Running, racing and anxiety

Sorry for all the running posts at the moment. With my half marathon being tomorrow I'm overwhelmed with running thoughts, as I'll explain in this post.
I mentioned in my last post the nerves it's normal to feel leading up to a big race.
What I didn't mention is that this is the most anxious I've ever felt about a race in my whole time running.
I feel genuinely sick whenever I think about it.

I'm convinced I haven't done enough training - that my 11 days in Spain (where I came down with a cold and horribly chesty cough, but still managed to get 4 runs in) will have completely derailed all my hard work, that I haven't done enough speedwork to get a PB, that taking a couple of days rest this week because I could feel another cold coming on will mean I'll feel rusty tomorrow.

I'm having kittens about how we're going to get there. What if the tram is late? What if I don't have time to go to the toilet (again - this happened before my marathon)? What shall I do with my keys and money? What if I lose something? What time do we need to leave? When do I need to get up?

I've been sure all week I was going to get ill. In truth, I never quite shook off the cold I developed on holiday because I was so worried about missing my planned runs that I did them anyway, which made the cold worse for a few days. Everyone at work is coming down with a cold and I've been smashing Lockets and Cold and Flu tablets all week.

And worse of all, I'm petrified of not getting a PB. And I think this is the problem.

My last two half marathons - the first one I knew I wasn't going to do well but I just wanted to finish, and the second I knew I was guaranteed a PB because I struggled so much the first time.

This time a PB is probably going to be work, it's not guaranteed, and things not going perfectly on race day could completely derail my chances.

And I feel like not getting a PB is the end of the world.

And I know that's not true. That's 100% my anxiety talking. It really doesn't matter if I don't get a PB. But I don't want to feel like all my hard work has been for nothing (note: I know that won't be the case, but I know I'll feel like it's the case).

I think part of the issue is that I don't race half marathons that often, only really once a year. So it means if I don't get PB, it might be months before I run another one. I think I put this race on a huge pedestal, that's it's a "now or never" chance, which isn't true at all.

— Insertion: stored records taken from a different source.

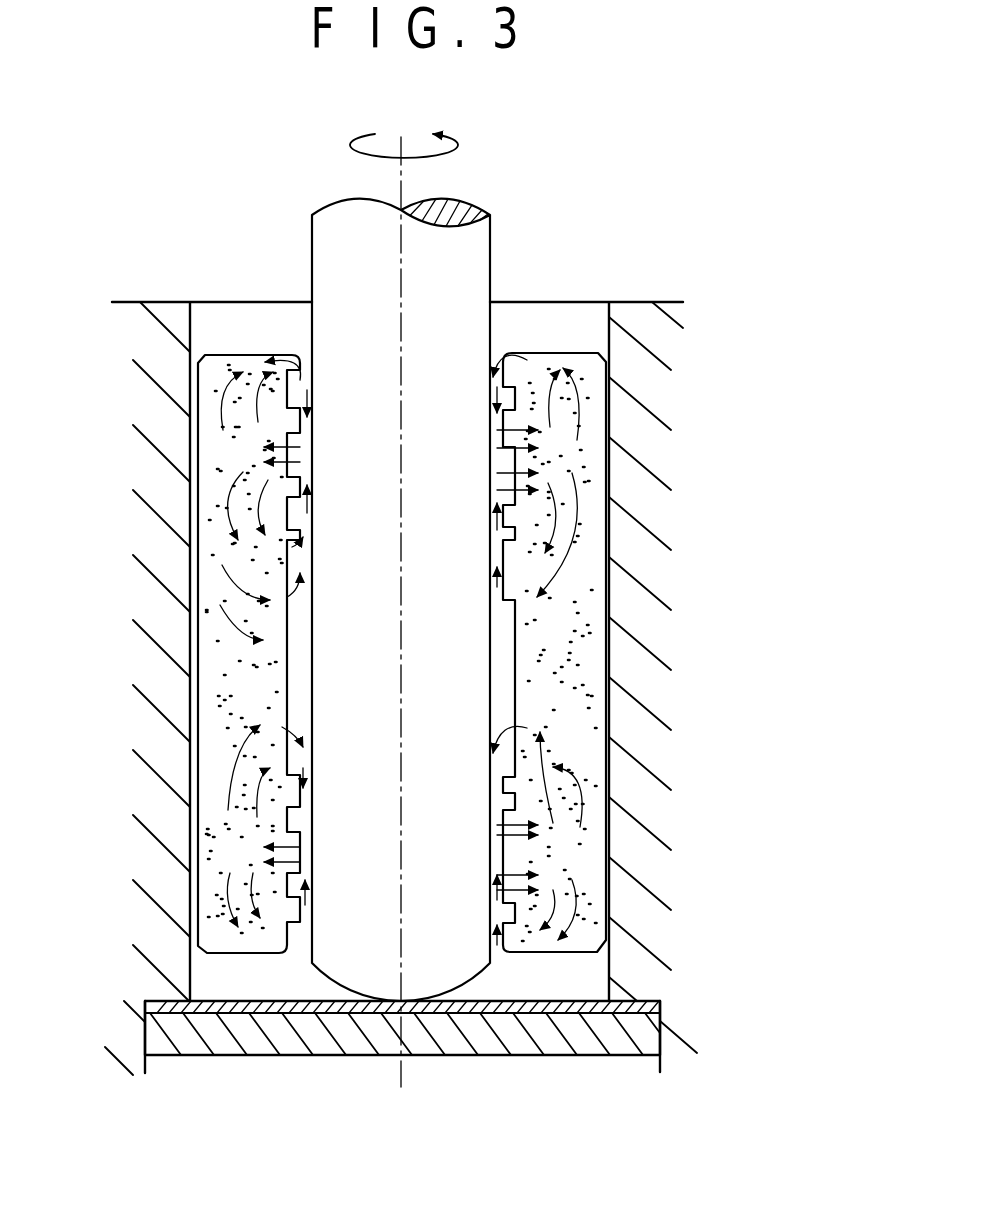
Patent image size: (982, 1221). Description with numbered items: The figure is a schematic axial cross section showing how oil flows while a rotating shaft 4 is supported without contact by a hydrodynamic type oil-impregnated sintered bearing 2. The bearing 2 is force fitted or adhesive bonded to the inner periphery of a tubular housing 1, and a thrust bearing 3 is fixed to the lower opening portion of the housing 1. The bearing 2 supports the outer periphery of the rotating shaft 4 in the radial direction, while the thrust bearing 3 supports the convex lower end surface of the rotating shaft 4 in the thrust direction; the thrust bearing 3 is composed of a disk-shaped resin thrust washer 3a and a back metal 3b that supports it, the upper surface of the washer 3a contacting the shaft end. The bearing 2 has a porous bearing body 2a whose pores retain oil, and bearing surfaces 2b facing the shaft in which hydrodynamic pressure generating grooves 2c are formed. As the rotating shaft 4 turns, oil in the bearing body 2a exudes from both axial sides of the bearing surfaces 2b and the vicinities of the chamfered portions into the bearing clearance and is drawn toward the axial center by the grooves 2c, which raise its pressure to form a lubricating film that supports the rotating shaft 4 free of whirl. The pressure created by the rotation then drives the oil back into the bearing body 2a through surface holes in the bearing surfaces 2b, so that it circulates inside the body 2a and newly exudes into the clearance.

The tubular housing 1 is at (134, 312).
The hydrodynamic type oil-impregnated sintered bearing 2 is at (347, 568).
The bearing body 2a is at (208, 500).
The bearing surfaces 2b is at (310, 433).
The hydrodynamic pressure generating grooves 2c is at (294, 483).
The thrust bearing 3 is at (402, 1061).
The resin thrust washer 3a is at (490, 1001).
The back metal 3b is at (463, 1043).
The rotating shaft 4 is at (330, 222).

I don't care about not getting a parkrun PB every week, and I run enough 10Ks in a year to not care too much now if I don't always beat my time, so maybe the answer is more half marathons, so when I eventually stop getting a PB every time, it doesn't hurt as much.

I know this is my anxiety, but I can't help it.

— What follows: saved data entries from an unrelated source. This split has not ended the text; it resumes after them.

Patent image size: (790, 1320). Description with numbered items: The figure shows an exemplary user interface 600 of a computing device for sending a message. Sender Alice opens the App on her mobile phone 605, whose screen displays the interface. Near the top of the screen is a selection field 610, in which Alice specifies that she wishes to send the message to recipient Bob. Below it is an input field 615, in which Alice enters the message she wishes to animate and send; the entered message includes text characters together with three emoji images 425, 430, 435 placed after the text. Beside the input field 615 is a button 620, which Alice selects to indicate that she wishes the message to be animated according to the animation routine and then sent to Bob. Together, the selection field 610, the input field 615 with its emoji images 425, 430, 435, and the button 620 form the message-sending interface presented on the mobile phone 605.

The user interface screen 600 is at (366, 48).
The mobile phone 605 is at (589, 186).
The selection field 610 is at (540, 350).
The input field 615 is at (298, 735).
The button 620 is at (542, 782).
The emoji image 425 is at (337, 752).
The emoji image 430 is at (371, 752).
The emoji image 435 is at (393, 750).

When it comes to running, my anxiety helps in a lot of ways. It makes me very driven, means I find it impossible to deviate from a schedule and keeps me focused on my goals.

But it also means a change in my schedule can completely derail me, and the pressure to keep on top of the schedule can be overwhelming.

I'm always pushing myself to improve - to run faster, to run further, to run better. But I don't always know if that's good for me.

Do rules and restrictions help manage my anxiety or do they just feed into it?

I know it doesn't matter if I don't get a PB tomorrow. But I just don't want to be disappointed. I'm not even thinking about my original sub-2 hour goal because it seems so far away and the pressure to achieve that would drive me insane.

I always say I smiled the whole way around my last half marathon, and I know, really, that should be my goal.

Running helps my anxiety a lot, but I don't think racing is always good for me. But without a race on the horizon I lose my focus, and I have to have that goal. And I love to race.

My friend Amy wrote this in her newsletter this week, and it could not sum up my anxiety more:

"I may be mad but I'm a very high-functioning mad. It's something my most recent therapist could never get her head round – she'd ask me what my anxiety or depression would stop me from doing and I would say "Nothing". I volunteer to do the presentation, I go to the scary social engagement, I start the new job, I put myself forward and do the scary thing again and again and again. My crazy doesn't stop me from doing anything, it just makes everything I do do a little bit shit. It makes me worry and obsess and panic. It's a little voice in my ear telling me that I'm wrong, I'm bad, I'm doing it wrong, everyone hates me, I'm useless, I'm pathetic. But yeah, I keep going and doing it anyway because the alternative is not doing things and that wouldn't be much fun either."

And that's me, 100%. Racing might be challenging for me, but I don't want to stop doing it just because it's hard. I want to keep pushing myself, but I need to make sure it isn't doing me any harm.

And all I can do tomorrow is my best.